OUTCOME AND FOLLOW-UP

She was discharged home and instructed to follow up with both her primary care doctor and the Gastroenterologist. Education was provided on a low-fat diet, exercise, and the importance of weight loss. One week after discharge, she was seen in the primary clinic for follow up.

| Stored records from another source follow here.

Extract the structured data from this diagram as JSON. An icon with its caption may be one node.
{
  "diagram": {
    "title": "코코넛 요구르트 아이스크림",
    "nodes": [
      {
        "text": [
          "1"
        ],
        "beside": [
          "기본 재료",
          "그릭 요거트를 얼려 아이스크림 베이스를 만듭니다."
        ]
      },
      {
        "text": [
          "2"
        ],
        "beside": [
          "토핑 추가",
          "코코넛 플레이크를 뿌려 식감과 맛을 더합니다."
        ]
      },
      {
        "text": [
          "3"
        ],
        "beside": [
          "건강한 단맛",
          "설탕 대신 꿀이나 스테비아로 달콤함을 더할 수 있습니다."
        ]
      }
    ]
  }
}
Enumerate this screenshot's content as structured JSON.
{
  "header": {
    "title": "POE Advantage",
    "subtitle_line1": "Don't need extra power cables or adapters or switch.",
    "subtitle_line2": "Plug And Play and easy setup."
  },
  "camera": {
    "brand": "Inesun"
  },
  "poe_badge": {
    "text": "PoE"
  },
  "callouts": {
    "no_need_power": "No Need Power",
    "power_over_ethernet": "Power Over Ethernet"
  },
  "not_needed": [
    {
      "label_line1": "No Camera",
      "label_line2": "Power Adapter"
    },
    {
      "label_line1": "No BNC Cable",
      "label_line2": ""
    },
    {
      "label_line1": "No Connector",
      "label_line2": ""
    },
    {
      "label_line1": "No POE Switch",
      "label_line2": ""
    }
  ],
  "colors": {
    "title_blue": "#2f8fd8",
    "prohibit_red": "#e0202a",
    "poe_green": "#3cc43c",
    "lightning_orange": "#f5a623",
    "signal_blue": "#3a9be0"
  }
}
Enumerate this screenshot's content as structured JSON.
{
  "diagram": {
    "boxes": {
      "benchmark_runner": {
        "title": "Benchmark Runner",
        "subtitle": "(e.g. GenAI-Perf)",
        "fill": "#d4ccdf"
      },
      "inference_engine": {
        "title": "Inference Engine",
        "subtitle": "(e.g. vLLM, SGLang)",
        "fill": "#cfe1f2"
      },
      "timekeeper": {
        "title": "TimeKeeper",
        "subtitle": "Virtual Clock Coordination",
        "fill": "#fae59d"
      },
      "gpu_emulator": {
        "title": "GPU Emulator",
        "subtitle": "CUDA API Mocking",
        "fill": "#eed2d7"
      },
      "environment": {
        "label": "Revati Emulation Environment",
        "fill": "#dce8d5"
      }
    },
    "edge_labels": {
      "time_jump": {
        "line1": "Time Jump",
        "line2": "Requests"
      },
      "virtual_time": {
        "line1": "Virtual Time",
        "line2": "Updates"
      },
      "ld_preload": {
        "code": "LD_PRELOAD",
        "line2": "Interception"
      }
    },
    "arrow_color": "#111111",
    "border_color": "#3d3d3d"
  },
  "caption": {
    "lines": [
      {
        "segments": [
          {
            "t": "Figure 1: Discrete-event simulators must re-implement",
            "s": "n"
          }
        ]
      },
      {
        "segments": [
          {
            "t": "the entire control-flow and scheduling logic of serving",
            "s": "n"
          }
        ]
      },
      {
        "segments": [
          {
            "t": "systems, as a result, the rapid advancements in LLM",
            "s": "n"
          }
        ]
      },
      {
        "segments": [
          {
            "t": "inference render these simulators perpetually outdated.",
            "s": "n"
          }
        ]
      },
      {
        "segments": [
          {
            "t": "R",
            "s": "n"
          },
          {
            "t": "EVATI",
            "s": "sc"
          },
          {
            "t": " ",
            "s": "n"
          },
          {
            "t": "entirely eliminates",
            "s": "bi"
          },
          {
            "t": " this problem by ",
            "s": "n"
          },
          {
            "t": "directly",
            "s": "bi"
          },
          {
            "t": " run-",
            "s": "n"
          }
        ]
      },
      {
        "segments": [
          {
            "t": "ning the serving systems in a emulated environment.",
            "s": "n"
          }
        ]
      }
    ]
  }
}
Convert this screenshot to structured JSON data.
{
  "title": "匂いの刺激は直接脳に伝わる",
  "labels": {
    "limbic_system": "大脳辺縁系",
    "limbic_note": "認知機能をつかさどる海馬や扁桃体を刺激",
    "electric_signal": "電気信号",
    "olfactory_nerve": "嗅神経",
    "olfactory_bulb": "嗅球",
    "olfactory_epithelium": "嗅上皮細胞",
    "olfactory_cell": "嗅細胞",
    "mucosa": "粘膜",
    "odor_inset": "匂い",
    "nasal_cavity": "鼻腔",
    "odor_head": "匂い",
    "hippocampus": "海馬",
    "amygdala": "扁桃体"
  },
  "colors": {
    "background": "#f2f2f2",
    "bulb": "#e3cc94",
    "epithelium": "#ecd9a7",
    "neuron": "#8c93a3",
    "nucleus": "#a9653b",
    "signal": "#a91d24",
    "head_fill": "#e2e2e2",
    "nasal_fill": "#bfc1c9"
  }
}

She reported continuous yet less frequent symptoms of fever, myalgias, and night sweats controlled with Acetaminophen, Ibuprofen, and Ondansetron. Her liver enzymes were trending down. Two weeks after discharge, she was symptom-free with normalized liver enzymes.

DISCUSSION

The liver is a unique immune environment containing lymphocytes, monocytes, Kupffer cells, Natural-killers, astrocytes dendritic, and many other immigrant cells associated with the immune system. It is responsible for synthesizing various proteins such as acute-phase proteins, complements, cytokines, chemokines, lipid messengers, and reactive oxygen species. Insulin resistance, oxidative stress, endoplasmic reticulum stress, endotoxins from the intestinal flora, and genetic predispositions are all involved in developing NAFLD, causing an imbalance of the immune system in the liver[4,5]. This imbalance translates as an elevation of Interleukin-6 (IL-6), IL-15, IL-17, IL18, Tumor Necrosis Factor-alpha, Interferon gamma-induced protein 10, and Transforming growth factor beta-3[5]. A recently published study where authors reported NAFLD's significance as a significant risk factor affecting the severity of coronavirus disease 2019 emphasizes the importance of this imbalance[6].

CONCLUSION

Finally, in the United States, with an estimated 25 percent of the population with NAFLD, and almost 80 percent of adults having CMV infection by age 40, it is essential to consider NAFLD and it’s disease mechanisms’ localized imm-unosuppression, as a risk factor of CMV hepatitis. Further studies and research are required to understand NAFLD as a risk for viral diseases.